Barracks with beyond inhumane conditions |
Today Jennifer and I spent the day touring two of the three
main Auschwitz concentration camps compounds (there are about 40 individual
camps that are included under the Auschwitz name in the region), made famous by
the horrendous and unthinkable acts that happened here during the time of Nazi
occupation of Poland. Auschwitz and
Auschwitz-Birkenau were two of the largest and most notorious concentration and extermination camps
during this time.
As we began our tour in the early afternoon, we were
silenced by the seemingly endless expanse of barbed wire surrounding the
compound and similarly unending row of “blocks” or barracks set up for the
prisoners. Many of the prisoners
initially brought to the infamous Auschwitz camp were Poles from around the region,
followed by Gypsies, Russian POWs, and then most famously hundreds of thousands
of European Jews.
Barbed wire surrounding Block 23 |
Although both Jennifer and I studied the history of the
Holocaust in an incredible class during our time at Marist, the expositions we
witnessed and the information we received were nothing less than harrowing. The truth of situations such as the events of
this genocide never lose their ability to shock and terrify individuals walking
through the sites as a student of history. The ceaseless question whispered by each of our group mates: who could ever be capable of such
atrocities?
The tour of the barracks and sleeping arrangements, the solitary confinement and
punishment wards, viewing the firing squad wall, touring the endless personal possessions stolen from the victims, and walking through the inhumane sanitary conditions were all individually
upsetting, but the moment that shook me most was walking into the Auschwitz gas chamber and crematorium with my youngest sister next to me.
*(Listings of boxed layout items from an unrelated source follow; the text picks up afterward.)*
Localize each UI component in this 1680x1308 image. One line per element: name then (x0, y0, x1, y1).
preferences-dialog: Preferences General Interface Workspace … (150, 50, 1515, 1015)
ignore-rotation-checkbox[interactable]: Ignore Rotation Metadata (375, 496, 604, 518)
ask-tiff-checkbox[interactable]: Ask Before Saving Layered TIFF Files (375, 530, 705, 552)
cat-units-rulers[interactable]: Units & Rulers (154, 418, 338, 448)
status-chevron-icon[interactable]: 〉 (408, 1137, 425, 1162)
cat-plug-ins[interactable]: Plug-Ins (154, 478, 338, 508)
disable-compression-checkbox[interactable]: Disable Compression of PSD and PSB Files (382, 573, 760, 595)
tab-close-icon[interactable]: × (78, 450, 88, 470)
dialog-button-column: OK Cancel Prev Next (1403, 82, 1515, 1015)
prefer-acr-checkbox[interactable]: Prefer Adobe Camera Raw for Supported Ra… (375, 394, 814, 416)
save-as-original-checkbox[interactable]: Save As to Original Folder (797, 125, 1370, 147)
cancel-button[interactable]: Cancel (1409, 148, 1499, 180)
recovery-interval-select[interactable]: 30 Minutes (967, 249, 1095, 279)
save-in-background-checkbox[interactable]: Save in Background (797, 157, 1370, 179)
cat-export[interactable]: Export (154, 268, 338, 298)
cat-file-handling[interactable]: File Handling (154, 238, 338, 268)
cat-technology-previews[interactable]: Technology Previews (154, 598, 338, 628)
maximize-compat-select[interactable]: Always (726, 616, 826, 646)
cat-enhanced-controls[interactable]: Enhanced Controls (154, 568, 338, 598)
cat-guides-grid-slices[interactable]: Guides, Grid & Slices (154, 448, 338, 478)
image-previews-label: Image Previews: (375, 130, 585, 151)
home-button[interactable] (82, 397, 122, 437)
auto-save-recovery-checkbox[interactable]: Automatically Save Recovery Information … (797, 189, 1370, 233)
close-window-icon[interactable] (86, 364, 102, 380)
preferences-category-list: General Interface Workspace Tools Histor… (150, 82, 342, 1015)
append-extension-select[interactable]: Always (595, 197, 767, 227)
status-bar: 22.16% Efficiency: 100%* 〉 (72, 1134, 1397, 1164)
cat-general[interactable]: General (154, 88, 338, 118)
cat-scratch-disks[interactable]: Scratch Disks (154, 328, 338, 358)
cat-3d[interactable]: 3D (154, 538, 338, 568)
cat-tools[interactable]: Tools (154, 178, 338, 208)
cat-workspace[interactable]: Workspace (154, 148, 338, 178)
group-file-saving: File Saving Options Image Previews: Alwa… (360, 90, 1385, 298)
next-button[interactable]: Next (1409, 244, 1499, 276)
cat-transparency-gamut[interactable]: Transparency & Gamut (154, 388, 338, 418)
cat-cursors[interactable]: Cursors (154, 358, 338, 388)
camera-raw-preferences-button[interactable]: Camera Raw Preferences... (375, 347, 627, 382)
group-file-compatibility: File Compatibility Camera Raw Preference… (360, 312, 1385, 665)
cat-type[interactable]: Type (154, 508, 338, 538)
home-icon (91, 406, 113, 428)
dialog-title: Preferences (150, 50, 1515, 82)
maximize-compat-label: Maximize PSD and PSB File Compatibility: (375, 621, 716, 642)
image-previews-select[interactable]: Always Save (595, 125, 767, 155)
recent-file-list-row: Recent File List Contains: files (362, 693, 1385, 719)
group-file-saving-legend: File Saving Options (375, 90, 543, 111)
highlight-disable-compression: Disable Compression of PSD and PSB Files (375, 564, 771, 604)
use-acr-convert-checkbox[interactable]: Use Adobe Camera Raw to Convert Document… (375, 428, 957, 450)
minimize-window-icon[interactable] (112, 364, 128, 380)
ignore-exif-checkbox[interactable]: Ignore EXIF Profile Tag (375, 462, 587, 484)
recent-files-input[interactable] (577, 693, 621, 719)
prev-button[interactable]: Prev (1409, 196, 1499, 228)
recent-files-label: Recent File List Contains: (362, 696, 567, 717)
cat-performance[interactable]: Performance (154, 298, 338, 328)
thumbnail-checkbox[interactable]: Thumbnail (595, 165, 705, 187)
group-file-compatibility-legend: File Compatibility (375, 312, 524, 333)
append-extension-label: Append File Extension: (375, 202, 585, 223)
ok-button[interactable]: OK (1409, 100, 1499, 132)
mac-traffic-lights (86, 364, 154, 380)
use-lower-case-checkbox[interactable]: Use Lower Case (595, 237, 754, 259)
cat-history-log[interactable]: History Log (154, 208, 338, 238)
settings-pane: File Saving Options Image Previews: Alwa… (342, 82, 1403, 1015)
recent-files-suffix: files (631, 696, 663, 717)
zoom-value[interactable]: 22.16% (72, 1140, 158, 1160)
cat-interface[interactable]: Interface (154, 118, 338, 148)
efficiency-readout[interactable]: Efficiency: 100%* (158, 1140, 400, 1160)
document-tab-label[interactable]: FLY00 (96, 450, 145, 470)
While we walked we were asked to keep silent, but I don’t
think I could have spoken if it were necessary.
The idea of all of the innocent, dehumanized, tormented, and
horrified pairs of sisters (or pairs of brothers, mothers and their children,
and sometimes entire families) forced to walk through these same doors exactly
as we were, and not entirely too long ago, and knowing that they would never
live to see the light of day was a heavy burden to consider while simultaneously
reflecting on the catastrophic loss of these victims, their families, and their nations.
Horrific amounts of barbed wired surrounding the compounds |
What on earth could they have possibly said to comfort one another in these last moments as their impending doom lay in wait? Separated by sex, and then age, there would have been a high chance that if we were brought here as prisoners that this would have been exactly how we would have met our own fate. The endless rows of pictures of the sibling victims from the barracks were flooding my mind during the moments of walking through those horrifying walls.
Entering the gas chamber and crematorium |
The happenstance of our freedom and rights as women is something we have
constantly reflected upon during our travels, but during days when
such grievous atrocities are not only brought to light, but put in front of
your face, it is hard to move on without being put into a rather severe state
of deep, arguably depressing contemplation.
“We are alive. We are human, with good and bad in us. That's all we know for sure. We can't create a new species or a new world. That's been done. Now we have to live within those boundaries . What are our choices? We can despair and curse, and change nothing. We can choose evil like our enemies have done and create a world based on hate. Or we can try to make things better.”